Я попробовал шевельнуться… полковник тоже предпринял усилия, чтобы сдвинуться с места, но песок, казалось, прочно сковал наши ноги. Тогда я попробовал крикнуть, и полковник попытался исторгнуть из себя хоть какой-нибудь звук… но, казалось, наши легкие и гортани забиты песком. Мы могли только смотреть, но и наши глаза были будто застланы песчаным облаком.
Когда мне наконец удалось разлепить веки, мумия недвижно лежала на песке, ее сморщенное, разрисованное лицо было обращено к потолку, а на ее усохшем теле покоились голова и руки старой леди.
Но я заметил, что на шее мумии, подобно живому глазу, сверкает священный яшмовый скарабей.
Полковник Рэгги и доктор пришли в себя гораздо раньше, чем я; пока мы с полковником неуклюже и неумело поднимали хрупкое тело старой леди, Джон Сайленс аккуратно водворил крышку на прежнее место, засыпал ее песком и отдал несколько коротких распоряжений.

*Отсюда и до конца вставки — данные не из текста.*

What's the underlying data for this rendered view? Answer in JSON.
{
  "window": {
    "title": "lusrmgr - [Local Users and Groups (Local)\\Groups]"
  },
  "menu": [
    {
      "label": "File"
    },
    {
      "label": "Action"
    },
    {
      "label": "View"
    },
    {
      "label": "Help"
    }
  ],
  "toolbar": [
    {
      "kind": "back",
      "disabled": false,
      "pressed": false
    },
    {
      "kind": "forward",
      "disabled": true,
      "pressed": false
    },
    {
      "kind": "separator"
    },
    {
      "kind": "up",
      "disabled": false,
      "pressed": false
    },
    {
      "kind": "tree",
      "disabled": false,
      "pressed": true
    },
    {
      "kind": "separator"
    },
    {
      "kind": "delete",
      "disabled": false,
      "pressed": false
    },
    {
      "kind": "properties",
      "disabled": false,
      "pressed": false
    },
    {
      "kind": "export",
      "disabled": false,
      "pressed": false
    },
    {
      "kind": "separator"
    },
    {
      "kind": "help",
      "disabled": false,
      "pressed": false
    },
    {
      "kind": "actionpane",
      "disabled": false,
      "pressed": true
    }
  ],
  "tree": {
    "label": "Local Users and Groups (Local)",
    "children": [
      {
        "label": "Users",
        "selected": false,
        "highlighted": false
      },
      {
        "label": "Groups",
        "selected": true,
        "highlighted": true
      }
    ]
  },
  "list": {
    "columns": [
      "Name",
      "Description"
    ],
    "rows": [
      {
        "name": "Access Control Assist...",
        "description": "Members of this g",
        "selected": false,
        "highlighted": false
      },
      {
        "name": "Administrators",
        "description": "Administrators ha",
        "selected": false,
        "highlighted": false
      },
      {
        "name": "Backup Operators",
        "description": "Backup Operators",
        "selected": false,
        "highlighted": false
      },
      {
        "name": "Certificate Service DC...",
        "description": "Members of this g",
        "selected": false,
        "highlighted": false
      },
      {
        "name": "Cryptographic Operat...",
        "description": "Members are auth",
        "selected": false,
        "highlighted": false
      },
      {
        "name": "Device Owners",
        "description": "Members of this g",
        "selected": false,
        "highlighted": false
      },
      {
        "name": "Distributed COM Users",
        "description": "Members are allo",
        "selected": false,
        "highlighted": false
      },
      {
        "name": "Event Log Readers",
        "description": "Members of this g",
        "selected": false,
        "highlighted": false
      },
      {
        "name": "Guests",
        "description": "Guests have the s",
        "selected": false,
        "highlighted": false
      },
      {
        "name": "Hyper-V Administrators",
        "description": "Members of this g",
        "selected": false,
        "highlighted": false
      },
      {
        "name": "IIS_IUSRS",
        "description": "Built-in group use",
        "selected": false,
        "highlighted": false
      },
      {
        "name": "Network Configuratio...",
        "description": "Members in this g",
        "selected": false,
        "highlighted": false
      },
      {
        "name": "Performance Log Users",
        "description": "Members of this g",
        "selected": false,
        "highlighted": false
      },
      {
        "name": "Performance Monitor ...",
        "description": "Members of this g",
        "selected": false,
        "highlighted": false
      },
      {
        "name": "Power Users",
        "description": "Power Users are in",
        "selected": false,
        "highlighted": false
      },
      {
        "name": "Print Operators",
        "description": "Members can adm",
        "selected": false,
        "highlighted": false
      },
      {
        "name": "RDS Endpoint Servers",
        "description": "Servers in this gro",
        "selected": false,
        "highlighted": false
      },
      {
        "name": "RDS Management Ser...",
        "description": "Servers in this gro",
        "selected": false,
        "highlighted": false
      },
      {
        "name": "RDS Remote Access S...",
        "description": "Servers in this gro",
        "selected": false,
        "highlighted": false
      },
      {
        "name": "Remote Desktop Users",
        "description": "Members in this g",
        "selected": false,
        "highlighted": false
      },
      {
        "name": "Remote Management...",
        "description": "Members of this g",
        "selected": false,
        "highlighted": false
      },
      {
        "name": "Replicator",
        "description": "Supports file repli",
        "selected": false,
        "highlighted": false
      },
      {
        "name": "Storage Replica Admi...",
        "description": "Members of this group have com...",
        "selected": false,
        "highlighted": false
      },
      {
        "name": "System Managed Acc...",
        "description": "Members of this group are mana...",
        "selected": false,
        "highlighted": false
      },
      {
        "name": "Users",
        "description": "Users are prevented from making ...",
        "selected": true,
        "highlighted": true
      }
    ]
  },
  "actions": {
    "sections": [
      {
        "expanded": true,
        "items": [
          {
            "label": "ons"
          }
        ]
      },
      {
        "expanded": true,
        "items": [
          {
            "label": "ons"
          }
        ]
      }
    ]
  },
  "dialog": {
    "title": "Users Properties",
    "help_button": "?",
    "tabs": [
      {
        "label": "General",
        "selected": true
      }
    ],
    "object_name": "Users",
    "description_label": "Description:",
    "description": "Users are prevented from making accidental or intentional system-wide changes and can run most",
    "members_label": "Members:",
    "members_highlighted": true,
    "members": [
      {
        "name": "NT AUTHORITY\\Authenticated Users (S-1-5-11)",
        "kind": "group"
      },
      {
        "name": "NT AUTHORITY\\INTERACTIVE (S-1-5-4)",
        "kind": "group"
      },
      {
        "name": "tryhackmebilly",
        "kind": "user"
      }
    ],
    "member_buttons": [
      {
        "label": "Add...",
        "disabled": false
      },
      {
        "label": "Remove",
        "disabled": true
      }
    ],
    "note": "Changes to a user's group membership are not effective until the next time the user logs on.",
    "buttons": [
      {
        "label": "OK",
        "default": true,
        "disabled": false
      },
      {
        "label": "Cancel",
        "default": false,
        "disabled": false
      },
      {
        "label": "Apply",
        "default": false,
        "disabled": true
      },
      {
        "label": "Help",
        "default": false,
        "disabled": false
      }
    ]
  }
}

Я слышал его голос, как во сне, но, превозмогая жару, проползти узкий тоннель, с потолка и стен которого постоянно осыпался песок, запорошивший нам глаза, и вытащить при этом на себе мертвую женщину надо было наяву, а не во сне. Нам понадобилось не менее получаса, чтобы выбраться на свежий воздух. И потом еще пришлось долго ждать появления доктора Сайленса. Мы отнесли мисс Рэгги прямо в верхней одежде на второй этаж.
– Мумия не причинит вам больше никаких неприятностей, – сказал доктор Сайленс нашему хозяину вечером, перед отъездом, – при том, разумеется, условии, что ни вы, ни ваши домочадцы не будете нарушать ее покой.
Уезжали мы как в тумане.
– Я знаю, что вы не видели ее лица, – заметил доктор Сайленс, когда мы, завернувшись в пледы, уже сидели в пустом купе.
Я только покачал головой, не в силах объяснить, что меня предостерег какой-то глубинный инстинкт.
Доктор повернулся ко мне, бледный, искренне опечаленный.
– Оно было все опалено, – с трудом выговорил он. – Как от взрыва…
Перевод Е. Пучковой
СЛУЧАЙ IV
Тайное поклонение
Харрис, коммерсант, торговец шелками, возвращался из своей деловой поездки по Южной Германии, когда его охватило внезапное желание пересесть в Страсбурге на горную ветку железной дороги и посетить свою старую школу, в которой он не был более тридцати лет. Именно этому случайному желанию младшего компаньона фирмы «Братья Харрис», контора которой находится около кладбища собора Св. Павла, Джон Сайленс обязан одним из самых любопытных случаев, когда-либо им расследованных, ибо как раз в это время он путешествовал по тем же горам с альпинистским рюкзаком за спиной; и так уж случилось, что оба они, прибыв разными путями, остановились в одной и той же гостинице.
Хотя вот уже тридцать лет Харрис занимался исключительно прибыльным делом – покупкой и продажей шелков, пребывание в этой школе оставило в его душе глубокий след и, возможно незаметно для него самого, сильно повлияло на всю его последующую жизнь. Он принадлежал к небольшой, очень набожной протестантской общине (думаю, нет необходимости уточнять, какой именно), и пятнадцати лет от роду отец отослал его в школу – отчасти для того, чтобы он изучил немецкий язык в объеме, достаточном для ведения коммерческих операций, отчасти для того, чтобы его приучили к строгой дисциплине, в то время особо необходимой его душе и телу.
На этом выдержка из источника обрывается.